Depois das críticas e pedidos de demissão devido ao caso do procurador europeu — e da carta com dados curriculares falsos enviada pelos serviços do Ministério da Justiça através do embaixador português junto da UE ao Conselho da União Europeia — a ministra da Justiça admite três lapsos dos serviços mas nega processo de intenções. “Aquilo que se trata é de um empolamento profundamente injusto de uma situação que é rigorosamente transparente”, disse em entrevista ao telejornal da RTP.
Francisca Van Dunem falava visivelmente irritada de uma “nota de trabalho” (“não é carta nenhuma”), entre “dezenas de notas”, enviada em novembro de 2019 à Representação Permanente de Portugal junto da União Europeia, que não tinha “nenhuma intenção específica” em adulterar ou sobrevalorizar o currículo do procurador José Guerra. “Todo esse discurso está envenenado, essa carta é do ano passado (novembro de 2019), e eu não a conhecia até agora”, disse.
Sobre se tem ou não condições para continuar no cargo, Van Dunem pôs a decisão nas mãos de António Costa. “Quem escolhe o governo é o senhor primeiro-ministro.

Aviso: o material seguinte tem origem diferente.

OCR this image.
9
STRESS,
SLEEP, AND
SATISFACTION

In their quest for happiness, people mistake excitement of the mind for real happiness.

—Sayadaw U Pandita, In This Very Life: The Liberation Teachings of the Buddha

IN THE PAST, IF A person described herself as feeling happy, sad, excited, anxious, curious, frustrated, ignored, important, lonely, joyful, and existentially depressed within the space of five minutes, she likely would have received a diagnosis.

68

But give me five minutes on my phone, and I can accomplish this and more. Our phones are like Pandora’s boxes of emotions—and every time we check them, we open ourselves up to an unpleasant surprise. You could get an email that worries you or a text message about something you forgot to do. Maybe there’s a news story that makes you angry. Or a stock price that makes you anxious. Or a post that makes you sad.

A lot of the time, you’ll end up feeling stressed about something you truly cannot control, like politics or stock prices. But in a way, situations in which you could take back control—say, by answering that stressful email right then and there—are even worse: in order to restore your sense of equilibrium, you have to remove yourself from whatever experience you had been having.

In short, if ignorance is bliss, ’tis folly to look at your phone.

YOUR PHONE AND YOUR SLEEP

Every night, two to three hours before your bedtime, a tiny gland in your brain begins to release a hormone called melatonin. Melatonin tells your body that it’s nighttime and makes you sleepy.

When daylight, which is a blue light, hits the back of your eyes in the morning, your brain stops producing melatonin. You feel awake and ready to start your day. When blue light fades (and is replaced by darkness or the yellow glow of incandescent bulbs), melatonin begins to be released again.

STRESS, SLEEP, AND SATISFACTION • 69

E o senhor primeiro-ministro sabe que o meu lugar esta sempre a disposição.”
Governo deu informações falsas à UE sobre nome escolhido para procurador europeu
José Guerra foi o nome escolhido pelo Conselho Superior do Ministério Público para o cargo de procurador europeu, mas a escolha não coincidiu com o nome escolhido pelo Comité de Seleção Internacional que, usando critérios comuns, escolheu um representante de cada país para o lugar. Em primeiro lugar, nesse concurso de peritos, ficou Ana Carla Almeida, e não José Guerra. Contudo, na escolha nacional do CSMP, Ana Carla Almeida ficou em terceiro, e José Guerra em primeiro. Portugal foi um de apenas três países que não aceitou o resultado do concurso europeu e apresentou um nome alternativo, alegando maior competência.

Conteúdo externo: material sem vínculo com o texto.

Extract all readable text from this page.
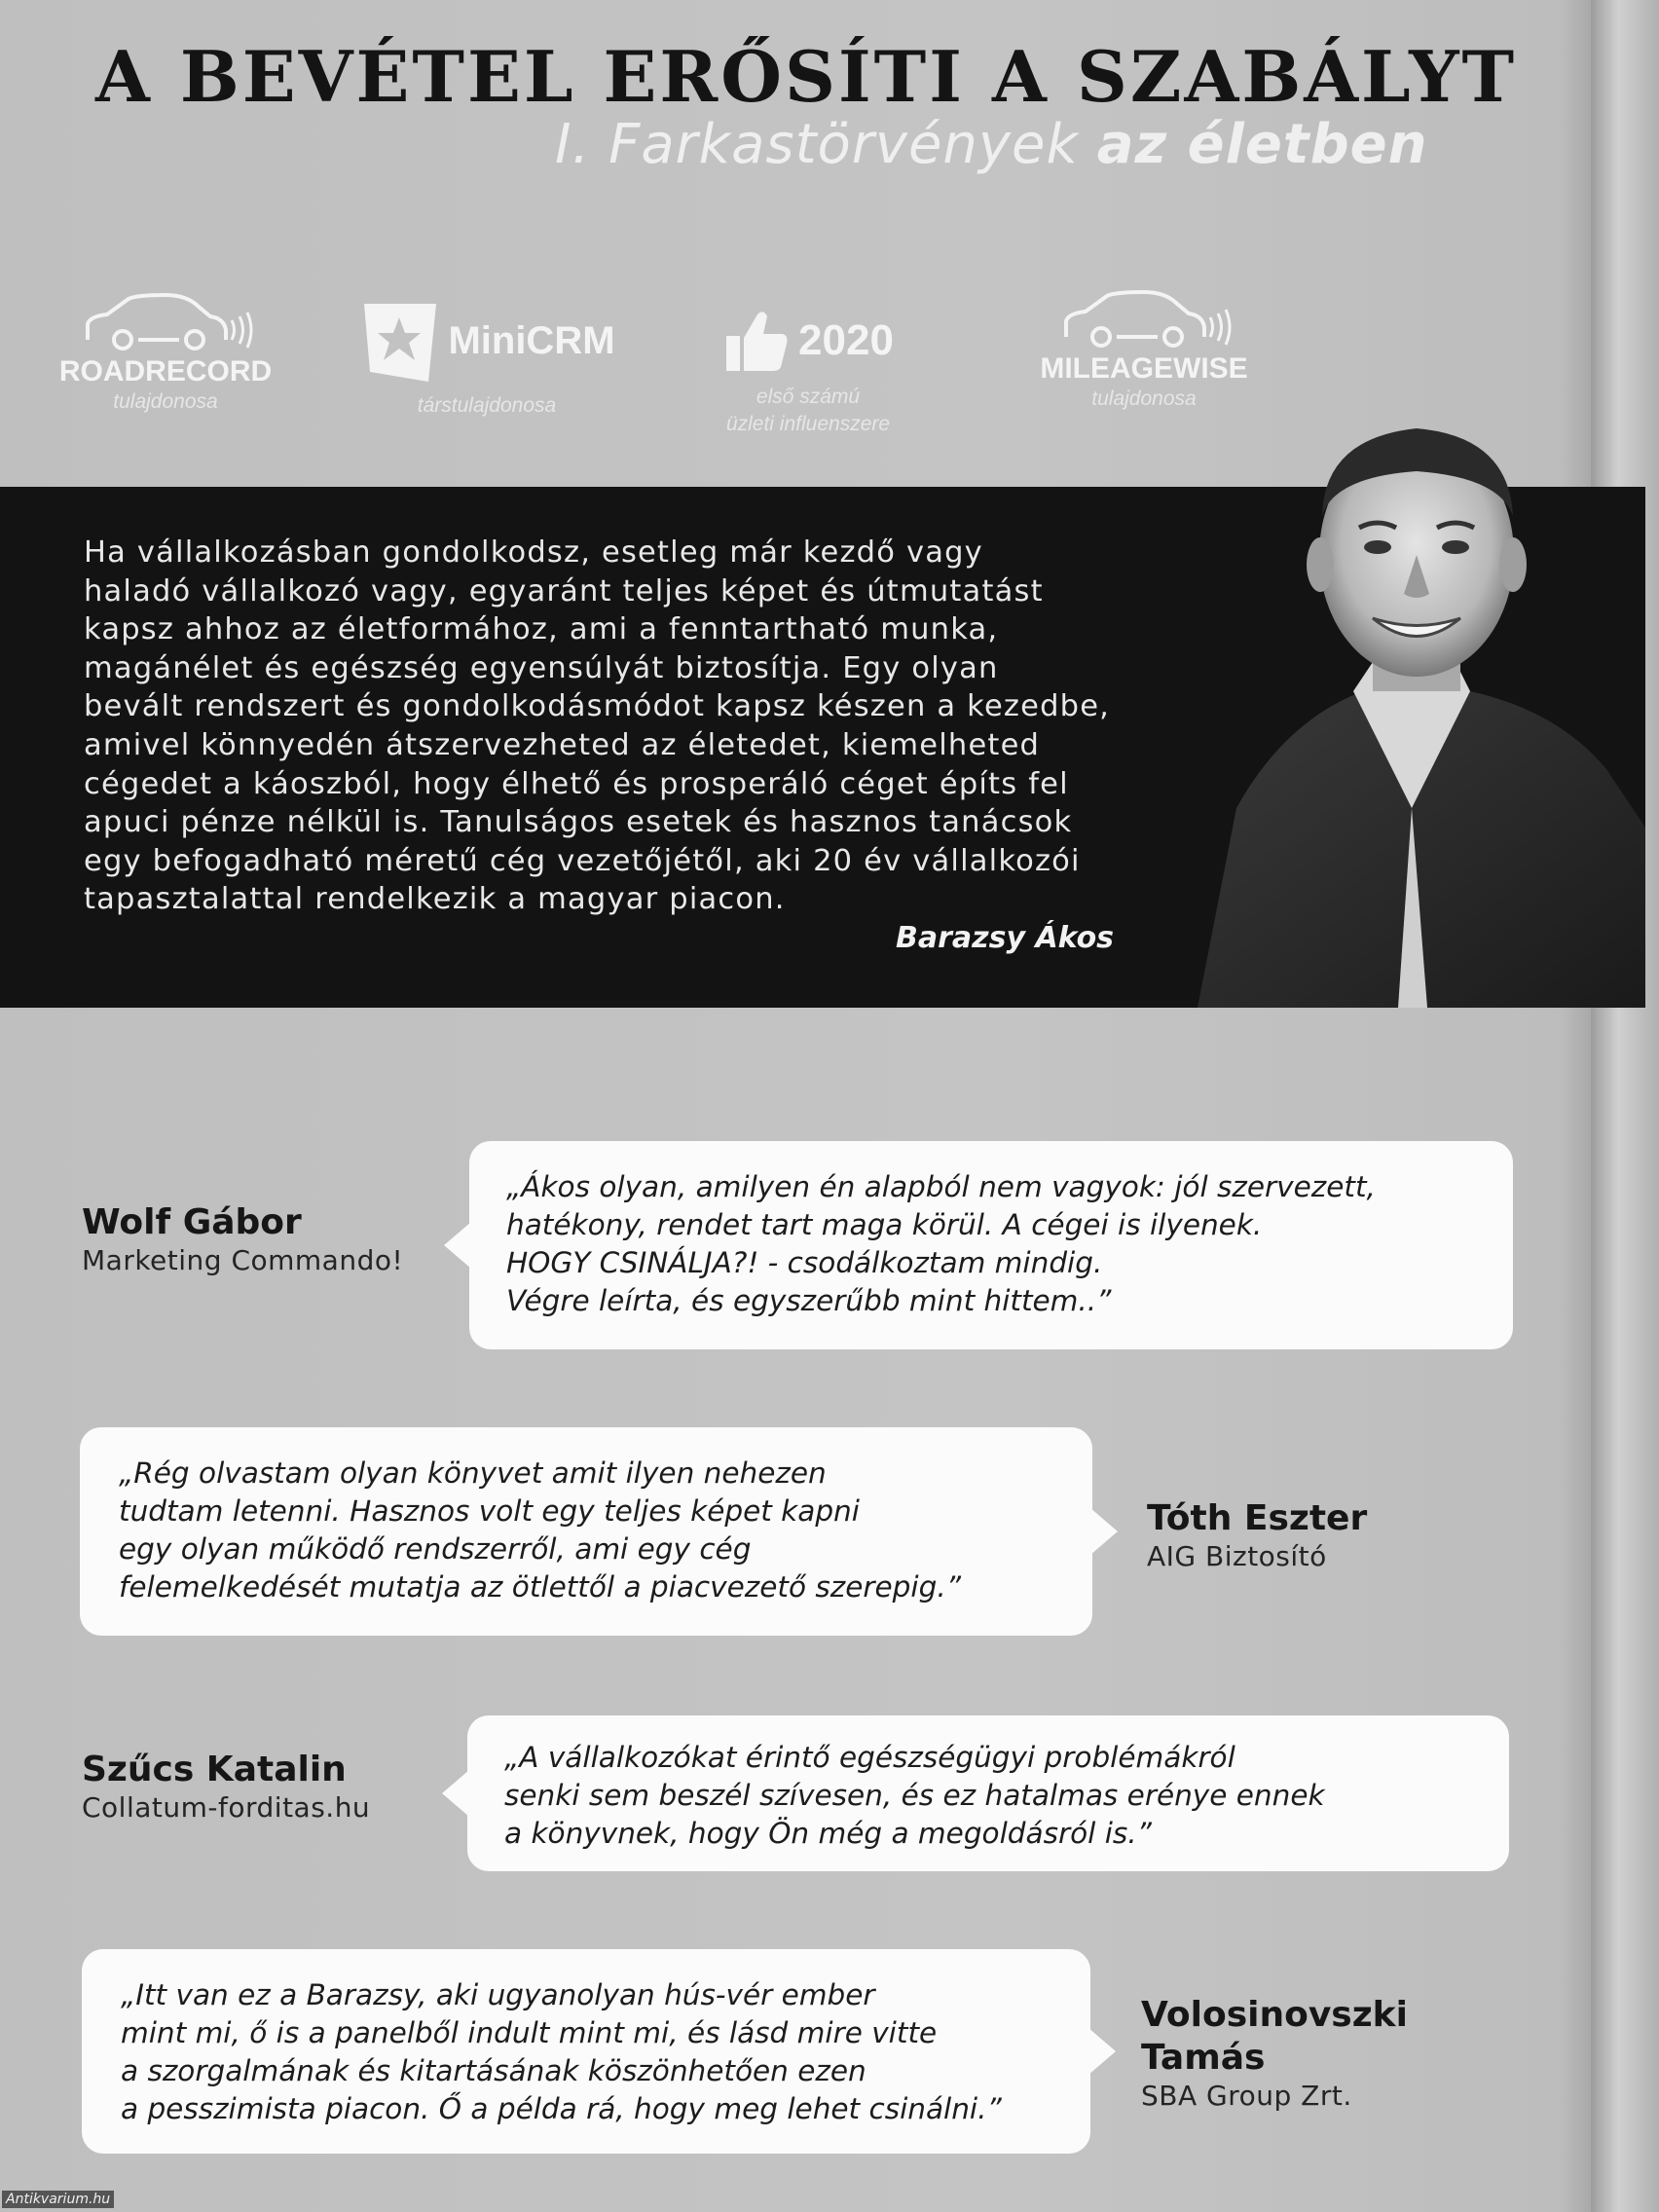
A BEVÉTEL ERŐSÍTI A SZABÁLYT
I. Farkastörvények az életben
ROADRECORD
tulajdonosa
MiniCRM
társtulajdonosa
2020
első számú
üzleti influenszere
MILEAGEWISE
tulajdonosa
Ha vállalkozásban gondolkodsz, esetleg már kezdő vagy
haladó vállalkozó vagy, egyaránt teljes képet és útmutatást
kapsz ahhoz az életformához, ami a fenntartható munka,
magánélet és egészség egyensúlyát biztosítja. Egy olyan
bevált rendszert és gondolkodásmódot kapsz készen a kezedbe,
amivel könnyedén átszervezheted az életedet, kiemelheted
cégedet a káoszból, hogy élhető és prosperáló céget építs fel
apuci pénze nélkül is. Tanulságos esetek és hasznos tanácsok
egy befogadható méretű cég vezetőjétől, aki 20 év vállalkozói
tapasztalattal rendelkezik a magyar piacon.
Barazsy Ákos
Wolf Gábor
Marketing Commando!
„Ákos olyan, amilyen én alapból nem vagyok: jól szervezett,
hatékony, rendet tart maga körül. A cégei is ilyenek.
HOGY CSINÁLJA?! - csodálkoztam mindig.
Végre leírta, és egyszerűbb mint hittem..”
„Rég olvastam olyan könyvet amit ilyen nehezen
tudtam letenni. Hasznos volt egy teljes képet kapni
egy olyan működő rendszerről, ami egy cég
felemelkedését mutatja az ötlettől a piacvezető szerepig.”
Tóth Eszter
AIG Biztosító
Szűcs Katalin
Collatum-forditas.hu
„A vállalkozókat érintő egészségügyi problémákról
senki sem beszél szívesen, és ez hatalmas erénye ennek
a könyvnek, hogy Ön még a megoldásról is.”
„Itt van ez a Barazsy, aki ugyanolyan hús-vér ember
mint mi, ő is a panelből indult mint mi, és lásd mire vitte
a szorgalmának és kitartásának köszönhetően ezen
a pesszimista piacon. Ő a példa rá, hogy meg lehet csinálni.”
Volosinovszki
Tamás
SBA Group Zrt.
Antikvarium.hu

O processo, segundo Francisca Van Dunem, foi “transparente”, uma vez que o Conselho Superior do Ministério Público é um “órgão independente”, que tomou uma decisão — “e o Governo respeitou essa decisão”. “O CSMP é independente e diz que ele é o melhor”, atirou.
“O Conselho da UE não é um grupo de alienados mentais”
A ministra da Justiça rejeitou, na mesma entrevista à RTP, que a nota de trabalho enviada com “lapsos” curriculares tenha sido determinante para a escolha do Conselho da União Europeia. Primeiro, porque o currículo do candidato (de todos os candidatos) seguia em anexo, factualmente rigoroso; depois, porque “nenhum desses lapsos é determinante da escolha que é feita”. E, mais: “O Conselho da UE não é nenhum grupo de alienados mentais”, disse ainda, reforçando que um órgão como o Conselho da UE não toma decisões com base nessas notas.
Sobre os lapsos em causa, Van Dunem não os negou mas procurou justificá-los. Primeiro, os serviços escreveram que José Guerra era “procurador-geral-adjunto” (quando não era) porque “partiram do pressuposto de que era”; depois, escreveram que tinha sido o responsável pela investigação e julgamento do processo UGT (quando apenas esteve no julgamento) porque “o julgamento é a fase mais importante do processo penal português e ele esteve um ano inteiro nesse julgamento”; e, sobre o facto de a nota dizer que José Guerra dirigiu a 9ª secção do DIAP, identificando-a como o maior departamento nacional de combate ao crime económico-financeiro, quando, na realidade, é o DCIAP que investiga os casos mais complexos desse tipo de criminalidade, Van Dunem saiu em defesa dos serviços que tutela dizendo que à data em que ele a dirigiu, essa era de facto a estrutura do MP que mais investigações fazia em crime económico e financeiro.